Focusing on and measuring what matters
Ranney’s extensive professional experience that spans healthcare and venture capital also meant that he’s seen and experienced many systems for goal setting and prioritizing the work that moves an organization forward. He first came across Objectives and Key Results (OKRs) working with Times Bridge — the investment and partnership arm of India’s largest digital media company, the Times Group. “My learnings from using this system was that it provided an easy framework to measure our business’ growth and success,” says Ranney. “Too often, we get carried away in making and creating high-level strategic statements in business.” The OKR process, he says, means that strategic decisions can be correlated with “easy to measure Objective deliverables.” Those deliverables, he says, can then be "audited as a simple binary outcome.”
Ranney doesn’t follow a prescribed process when it comes to personal goals. “But what I am thoughtful about is monitoring how successful a particular activity is,” he says. “If I write something, then I do try and keep track of how it’s contributing to the narrative,” he says. Some of the questions he asks include: Is it being shared? Who is sharing it and on what platform? Is it generating discussions among decision-makers and shaping their conversation on that topic in one way or another?

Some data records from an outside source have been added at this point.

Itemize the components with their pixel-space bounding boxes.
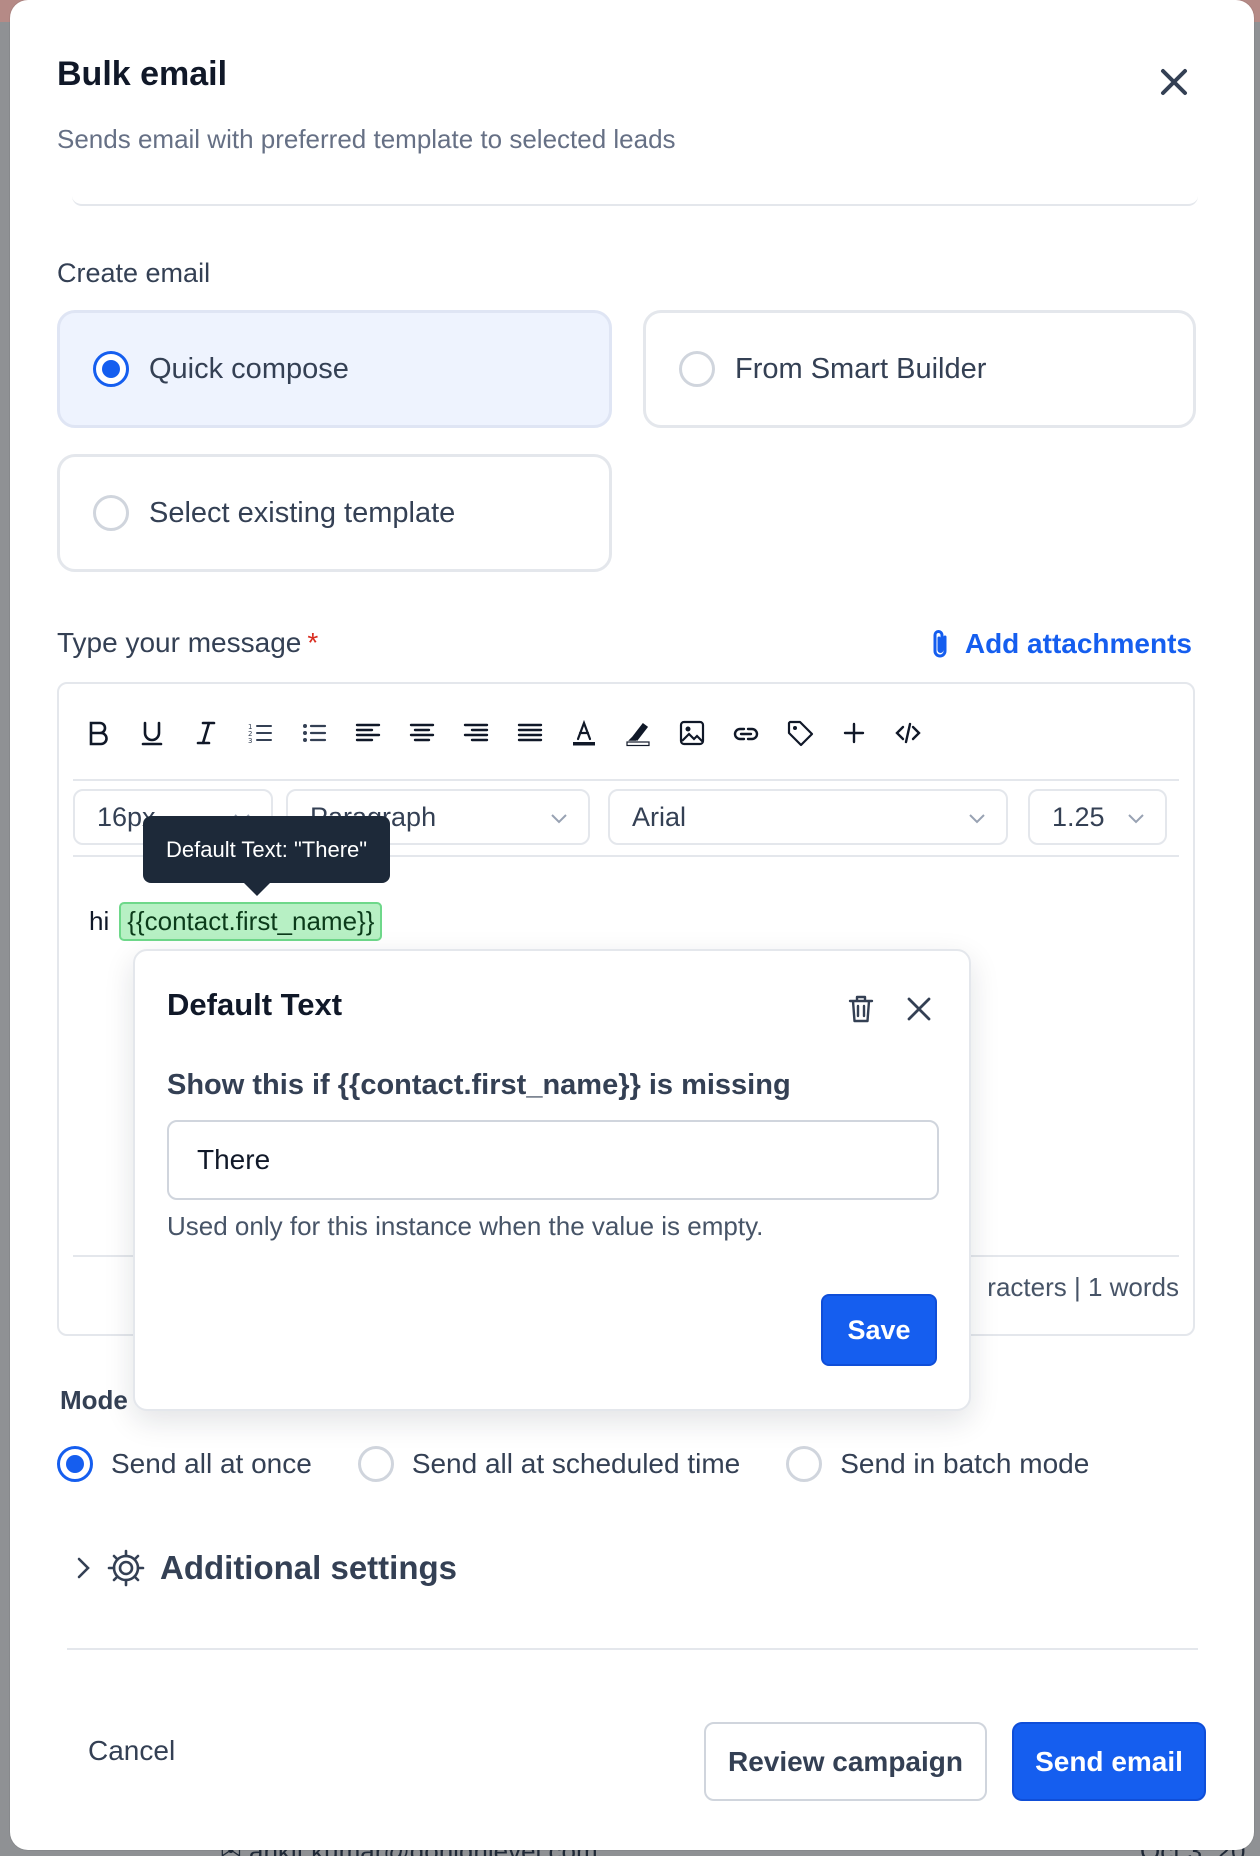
send-all-at-once-label: Send all at once: [111, 1448, 312, 1479]
radio-send-scheduled[interactable]: [357, 1446, 394, 1482]
highlight-icon[interactable]: [611, 706, 665, 760]
default-text-popover: Default Text Show this if {{contact.firs…: [133, 949, 971, 1411]
additional-settings-toggle[interactable]: Additional settings: [72, 1548, 457, 1588]
default-text-input[interactable]: [167, 1120, 939, 1200]
mode-options: Send all at once Send all at scheduled t…: [57, 1446, 1129, 1482]
mode-send-batch[interactable]: Send in batch mode: [786, 1446, 1089, 1482]
default-text-help: Used only for this instance when the val…: [167, 1211, 764, 1241]
chevron-down-icon: [551, 814, 567, 824]
modal-subtitle: Sends email with preferred template to s…: [57, 124, 676, 154]
send-email-button[interactable]: Send email: [1012, 1722, 1206, 1801]
existing-template-option[interactable]: Select existing template: [57, 454, 612, 572]
add-attachments-label: Add attachments: [964, 628, 1192, 659]
mode-send-scheduled[interactable]: Send all at scheduled time: [357, 1446, 741, 1482]
ordered-list-icon[interactable]: 123: [233, 706, 287, 760]
align-right-icon[interactable]: [449, 706, 503, 760]
merge-tag-tooltip: Default Text: "There": [143, 816, 391, 896]
chevron-down-icon: [1128, 814, 1144, 824]
send-scheduled-label: Send all at scheduled time: [411, 1448, 741, 1479]
gear-icon: [107, 1549, 145, 1587]
align-left-icon[interactable]: [341, 706, 395, 760]
radio-smart-builder[interactable]: [679, 351, 715, 387]
quick-compose-label: Quick compose: [149, 352, 349, 385]
add-attachments-button[interactable]: Add attachments: [927, 627, 1192, 661]
existing-template-label: Select existing template: [149, 496, 456, 529]
bullet-list-icon[interactable]: [287, 706, 341, 760]
send-batch-label: Send in batch mode: [840, 1448, 1090, 1479]
smart-builder-label: From Smart Builder: [735, 352, 987, 385]
font-family-value: Arial: [632, 801, 687, 832]
editor-content[interactable]: hi {{contact.first_name}}: [89, 902, 383, 941]
line-height-value: 1.25: [1052, 801, 1105, 832]
font-family-select[interactable]: Arial: [608, 789, 1008, 845]
align-justify-icon[interactable]: [503, 706, 557, 760]
close-icon[interactable]: [903, 993, 935, 1025]
plus-icon[interactable]: [827, 706, 881, 760]
default-text-label: Show this if {{contact.first_name}} is m…: [167, 1069, 791, 1101]
message-label: Type your message *: [57, 627, 319, 658]
additional-settings-label: Additional settings: [160, 1549, 457, 1586]
close-icon[interactable]: [1154, 62, 1194, 102]
smart-builder-option[interactable]: From Smart Builder: [643, 310, 1196, 428]
mode-send-all-at-once[interactable]: Send all at once: [57, 1446, 312, 1482]
radio-existing-template[interactable]: [93, 495, 129, 531]
review-campaign-button[interactable]: Review campaign: [704, 1722, 987, 1801]
underline-icon[interactable]: [125, 706, 179, 760]
bulk-email-modal: Bulk email Sends email with preferred te…: [10, 0, 1254, 1850]
radio-send-all-at-once[interactable]: [57, 1446, 93, 1482]
code-icon[interactable]: [881, 706, 935, 760]
chevron-right-icon: [77, 1557, 90, 1579]
link-icon[interactable]: [719, 706, 773, 760]
paperclip-icon: [933, 630, 947, 658]
svg-text:3: 3: [248, 737, 252, 745]
modal-title: Bulk email: [57, 55, 228, 93]
required-mark: *: [307, 627, 319, 658]
editor-toolbar: 123: [71, 704, 935, 762]
align-center-icon[interactable]: [395, 706, 449, 760]
tag-icon[interactable]: [773, 706, 827, 760]
section-divider: [72, 196, 1198, 206]
bold-icon[interactable]: [71, 706, 125, 760]
create-email-label: Create email: [57, 258, 211, 288]
italic-icon[interactable]: [179, 706, 233, 760]
merge-tag-first-name[interactable]: {{contact.first_name}}: [119, 902, 383, 941]
save-button[interactable]: Save: [821, 1294, 937, 1366]
image-icon[interactable]: [665, 706, 719, 760]
popover-title: Default Text: [167, 987, 343, 1022]
quick-compose-option[interactable]: Quick compose: [57, 310, 612, 428]
toolbar-divider: [73, 779, 1179, 781]
trash-icon[interactable]: [843, 991, 879, 1027]
footer-divider: [67, 1648, 1198, 1650]
text-color-icon[interactable]: [557, 706, 611, 760]
line-height-select[interactable]: 1.25: [1028, 789, 1167, 845]
radio-quick-compose[interactable]: [93, 351, 129, 387]
cancel-button[interactable]: Cancel: [88, 1735, 175, 1767]
mode-label: Mode: [60, 1385, 128, 1415]
character-word-counter: racters | 1 words: [987, 1272, 1179, 1302]
body-text: hi: [89, 906, 110, 936]
radio-send-batch[interactable]: [786, 1446, 823, 1482]
chevron-down-icon: [969, 814, 985, 824]
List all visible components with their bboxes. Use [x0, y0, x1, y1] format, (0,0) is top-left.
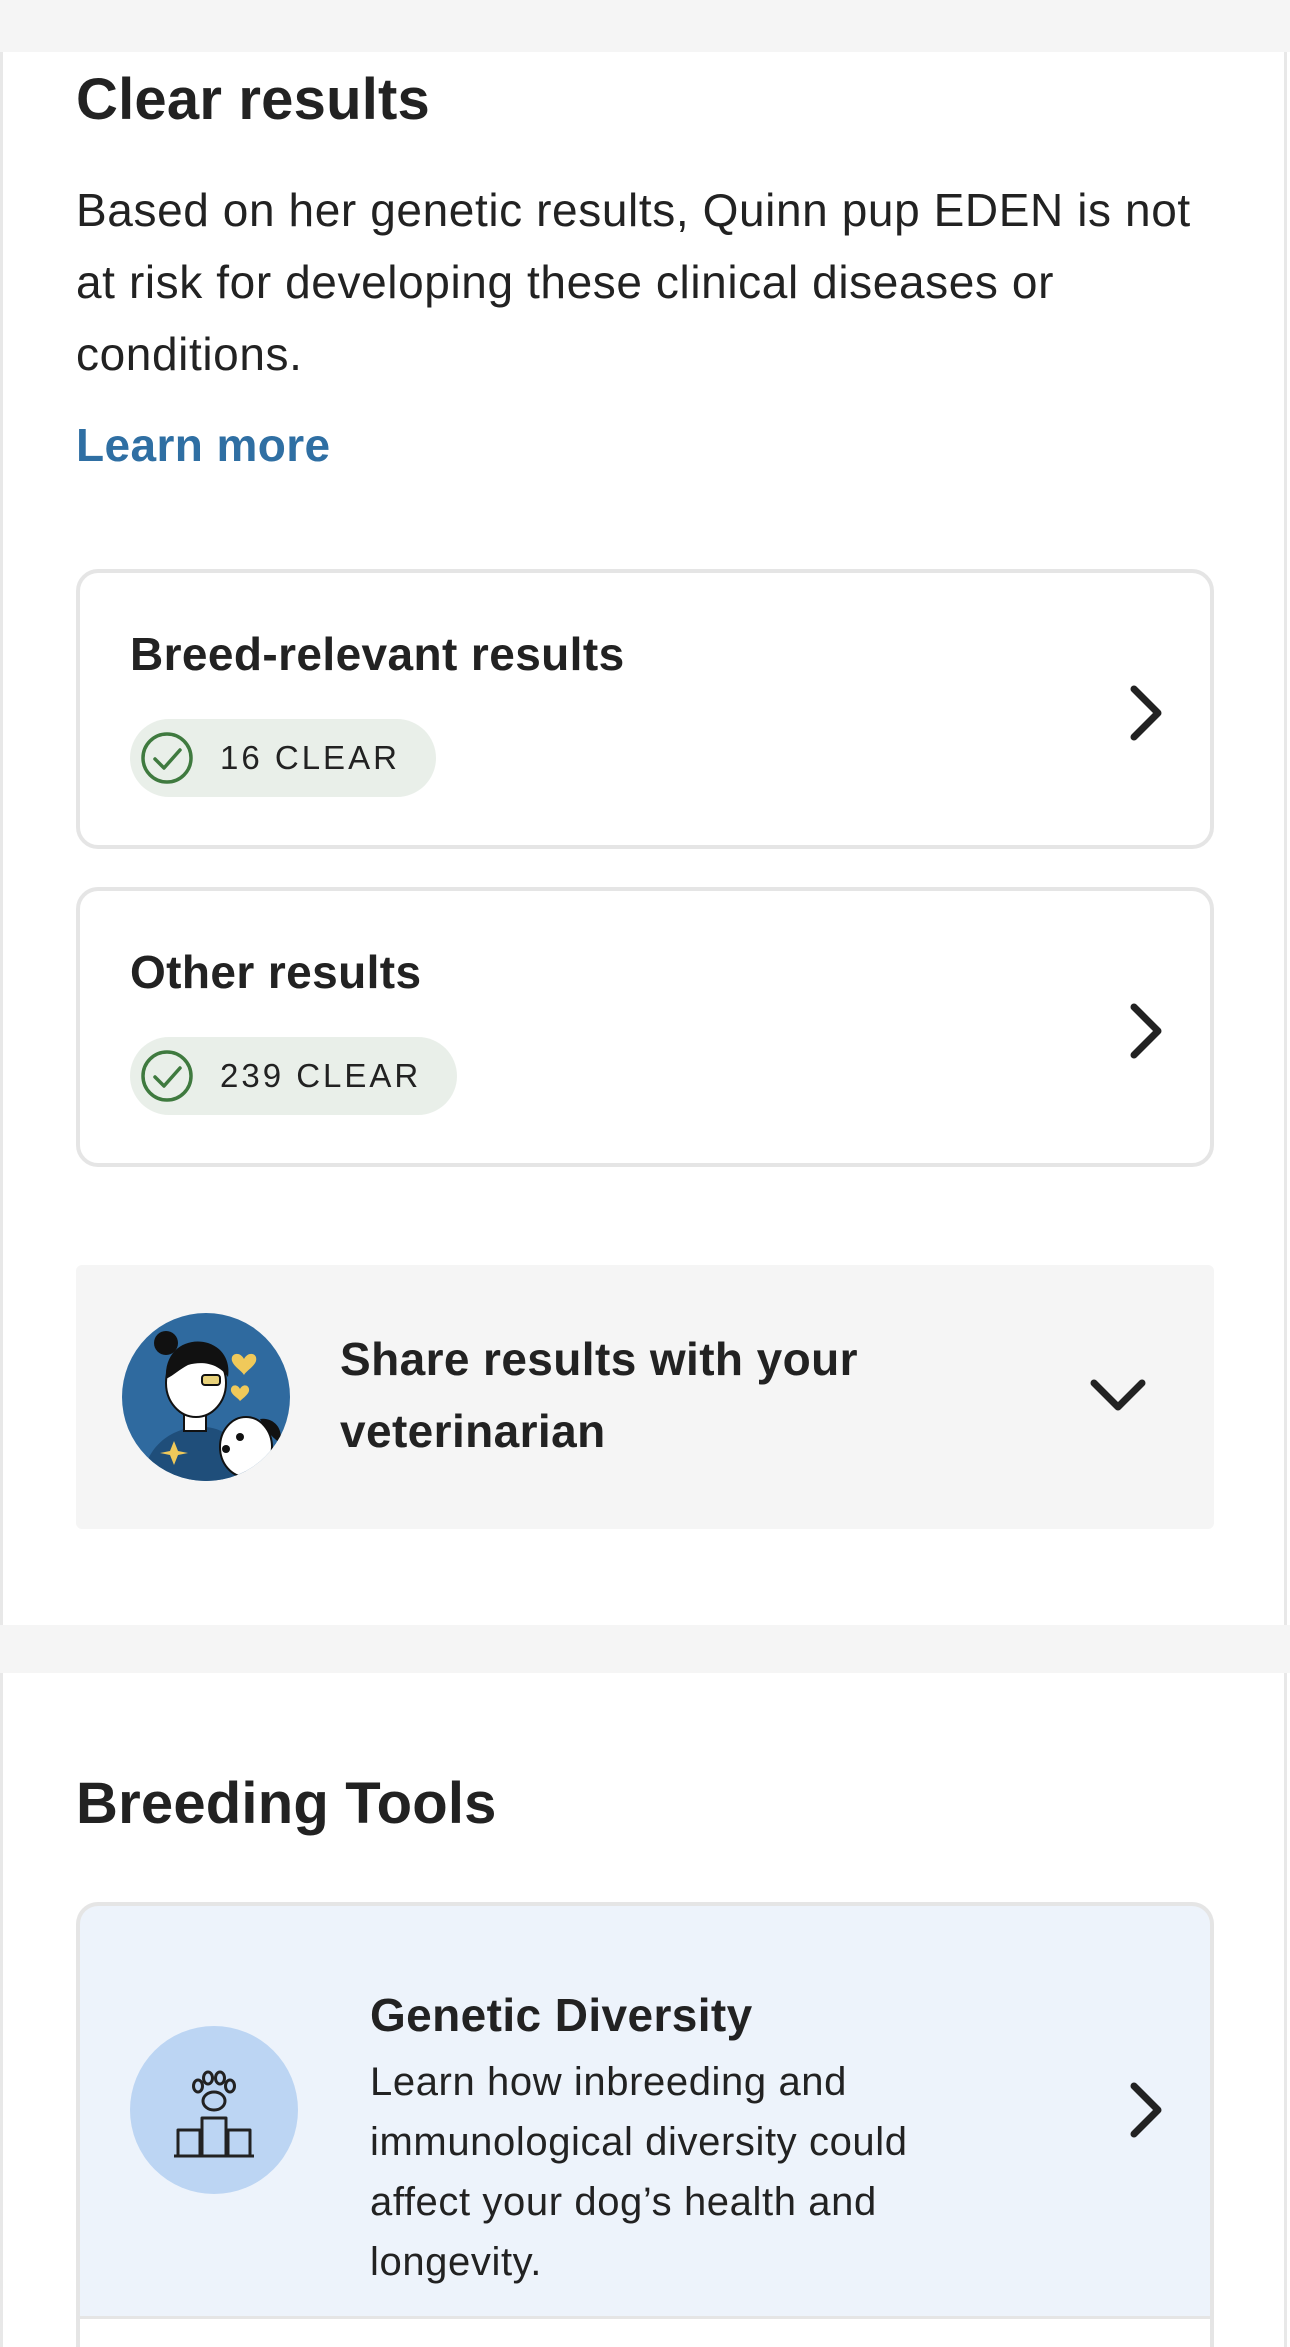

Ranney is aware that the nature of solving complicated problems will involve making mistakes in the process. And if it turns out that what he’s doing isn’t contributing to his long-term Objectives, he doesn’t have a problem changing course. The nature of experimentation, he says, is that some work and some don’t work. And when something doesn’t work, it’s time to change course.
That thought process mirrors the purpose of OKRs — which is to provide a framework towards achieving goals that “merit special attention.” In the process, that involves assessing what areas deserve your focus. Just as importantly, it’s about knowing what doesn’t deserve your attention. Making that assessment requires an honest audit of whether what you’re doing brings you closer to your long-term Objective.
Ranney says, “I don’t mind zigs and zags. If you look at my career trajectory, it constantly changes every few years, and that’s what I’m going to do in 2021 for my own venture (Meds for More) as well.”